Move Your Body at Low Intensity
Light movement is one of the fastest ways to warm up during a fast, and it’s the intensity that matters. During low-intensity exercise in a fasted state, your body ramps up fat burning significantly. Plasma free fatty acid concentrations more than double compared to exercising in a fed state (0.45 mM versus 0.20 mM), and fat breakdown from stored triglycerides increases by over 50%. This elevated fat oxidation generates heat as a byproduct.
A brisk walk, gentle yoga, light stretching, or easy cycling all work well. The goal is to get blood moving and muscles contracting without pushing into high-intensity territory. Sports medicine researchers specifically recommend avoiding high-intensity training while fasting, both because of hypoglycemia risk and because recovery suffers. Moderate to low intensity is the sweet spot: enough to warm you up, not enough to drain you. Even five to ten minutes of walking can noticeably raise your perceived warmth.
Consider Your Fasting Schedule
If cold intolerance is a recurring problem, your fasting window itself may need adjusting. The thyroid hormone drop that drives much of the chill is time-dependent. T3 decreases progressively, with marked reductions appearing within 48 hours. Shorter fasting windows, like 16:8 or 18:6 protocols, produce less thyroid suppression than extended 24-plus-hour fasts. If you’re doing longer fasts and the cold is significantly uncomfortable, shortening your window or moving your eating period earlier in the day (when your metabolism is naturally higher) can help.
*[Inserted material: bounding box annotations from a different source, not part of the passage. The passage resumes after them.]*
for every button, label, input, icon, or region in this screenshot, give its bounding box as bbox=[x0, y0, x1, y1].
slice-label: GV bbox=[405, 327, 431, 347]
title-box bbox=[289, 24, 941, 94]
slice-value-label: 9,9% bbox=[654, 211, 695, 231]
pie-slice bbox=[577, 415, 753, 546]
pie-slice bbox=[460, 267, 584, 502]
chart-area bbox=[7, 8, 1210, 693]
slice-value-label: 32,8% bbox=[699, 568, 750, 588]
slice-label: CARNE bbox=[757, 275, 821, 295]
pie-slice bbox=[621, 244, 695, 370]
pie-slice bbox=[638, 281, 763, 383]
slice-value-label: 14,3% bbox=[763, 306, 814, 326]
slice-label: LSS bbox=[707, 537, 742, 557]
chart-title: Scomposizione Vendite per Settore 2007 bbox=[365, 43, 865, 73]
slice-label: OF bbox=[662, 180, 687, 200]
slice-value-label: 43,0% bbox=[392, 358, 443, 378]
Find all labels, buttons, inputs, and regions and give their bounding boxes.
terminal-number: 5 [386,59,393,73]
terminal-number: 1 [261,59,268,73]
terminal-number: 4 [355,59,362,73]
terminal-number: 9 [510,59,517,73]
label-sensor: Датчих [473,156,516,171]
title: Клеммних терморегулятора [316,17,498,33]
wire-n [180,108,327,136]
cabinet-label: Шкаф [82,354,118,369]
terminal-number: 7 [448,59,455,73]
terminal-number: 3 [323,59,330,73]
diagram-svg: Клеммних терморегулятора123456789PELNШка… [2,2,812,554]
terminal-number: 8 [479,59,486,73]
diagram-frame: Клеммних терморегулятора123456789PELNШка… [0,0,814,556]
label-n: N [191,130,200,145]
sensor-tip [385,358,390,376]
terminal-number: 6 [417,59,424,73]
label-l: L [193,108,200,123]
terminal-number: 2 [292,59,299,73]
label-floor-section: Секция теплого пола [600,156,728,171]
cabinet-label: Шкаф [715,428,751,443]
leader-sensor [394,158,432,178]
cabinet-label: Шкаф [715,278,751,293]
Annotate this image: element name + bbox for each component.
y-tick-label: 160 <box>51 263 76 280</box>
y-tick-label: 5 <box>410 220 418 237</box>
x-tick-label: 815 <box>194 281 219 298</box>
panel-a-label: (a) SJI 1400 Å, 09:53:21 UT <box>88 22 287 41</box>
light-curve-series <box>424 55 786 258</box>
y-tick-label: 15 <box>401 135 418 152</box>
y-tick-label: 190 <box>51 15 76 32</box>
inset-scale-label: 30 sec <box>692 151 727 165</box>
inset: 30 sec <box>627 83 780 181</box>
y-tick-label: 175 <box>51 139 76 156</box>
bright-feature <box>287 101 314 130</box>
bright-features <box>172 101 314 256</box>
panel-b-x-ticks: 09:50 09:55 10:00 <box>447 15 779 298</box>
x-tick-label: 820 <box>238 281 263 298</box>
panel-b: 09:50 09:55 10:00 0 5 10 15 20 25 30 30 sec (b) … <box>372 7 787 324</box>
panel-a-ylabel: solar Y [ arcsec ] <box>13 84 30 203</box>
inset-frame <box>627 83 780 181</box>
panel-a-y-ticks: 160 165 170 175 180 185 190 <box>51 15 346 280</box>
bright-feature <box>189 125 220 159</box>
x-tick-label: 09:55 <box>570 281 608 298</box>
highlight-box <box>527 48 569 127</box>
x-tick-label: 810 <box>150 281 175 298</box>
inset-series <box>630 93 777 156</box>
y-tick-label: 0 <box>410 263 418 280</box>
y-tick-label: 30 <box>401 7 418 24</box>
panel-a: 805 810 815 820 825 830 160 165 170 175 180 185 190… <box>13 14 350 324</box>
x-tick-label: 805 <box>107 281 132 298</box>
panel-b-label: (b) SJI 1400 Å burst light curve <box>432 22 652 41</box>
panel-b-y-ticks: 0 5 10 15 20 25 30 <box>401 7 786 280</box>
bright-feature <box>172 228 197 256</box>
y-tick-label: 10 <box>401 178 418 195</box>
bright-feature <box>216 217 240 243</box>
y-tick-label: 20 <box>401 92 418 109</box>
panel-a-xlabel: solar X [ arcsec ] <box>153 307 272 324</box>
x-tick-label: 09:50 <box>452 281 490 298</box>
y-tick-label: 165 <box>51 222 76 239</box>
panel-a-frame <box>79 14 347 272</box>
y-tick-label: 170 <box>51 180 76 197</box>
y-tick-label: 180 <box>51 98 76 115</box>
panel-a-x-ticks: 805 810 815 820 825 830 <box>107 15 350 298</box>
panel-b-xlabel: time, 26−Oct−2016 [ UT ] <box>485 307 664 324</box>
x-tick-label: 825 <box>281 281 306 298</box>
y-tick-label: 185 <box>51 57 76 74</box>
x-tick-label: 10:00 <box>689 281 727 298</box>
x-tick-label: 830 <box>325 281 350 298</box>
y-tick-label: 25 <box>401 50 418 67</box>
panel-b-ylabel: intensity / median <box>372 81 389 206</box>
For people doing alternate-day fasting or prolonged fasts, the cold tends to be worst in the final hours before eating. Planning your most sedentary, indoor time for those hours and scheduling light activity for earlier in the fast can help you manage the discomfort more strategically.
Spicy Foods in Your Eating Window
What you eat when you break your fast can influence how cold you feel during the next fasting period. Foods with a high thermic effect, particularly protein-rich meals, require more energy to digest and raise your body temperature for hours afterward. Spicy foods containing capsaicin (the compound in chili peppers) also boost thermogenesis. Building your meals around protein and including spices like cayenne, chili flakes, or hot sauce can help you carry more warmth into your fasting window.
When Coldness Signals Something More Serious
Normal fasting coldness feels like a general chill, especially in your hands and feet, that improves when you eat. It’s uncomfortable but not alarming. Hypoglycemia, on the other hand, produces a distinct set of symptoms that go well beyond feeling chilly. The warning signs include shaking or trembling, sweating alongside the chills, extreme hunger, a racing heart, dizziness, confusion, and anxiety. For people without diabetes, hypoglycemia typically means blood sugar has dropped below 55 mg/dL. If you experience these symptoms together, especially confusion or coordination problems, you need to eat something immediately.
Persistent cold intolerance that doesn’t resolve when you eat, or that worsens over weeks of fasting, could point to thyroid suppression that has become more than a temporary dip. This is more likely with aggressive long-term calorie restriction than with standard intermittent fasting, but it’s worth paying attention to. Other signs of meaningful thyroid suppression include unusual fatigue, hair thinning, constipation, and dry skin that develops alongside the cold sensitivity.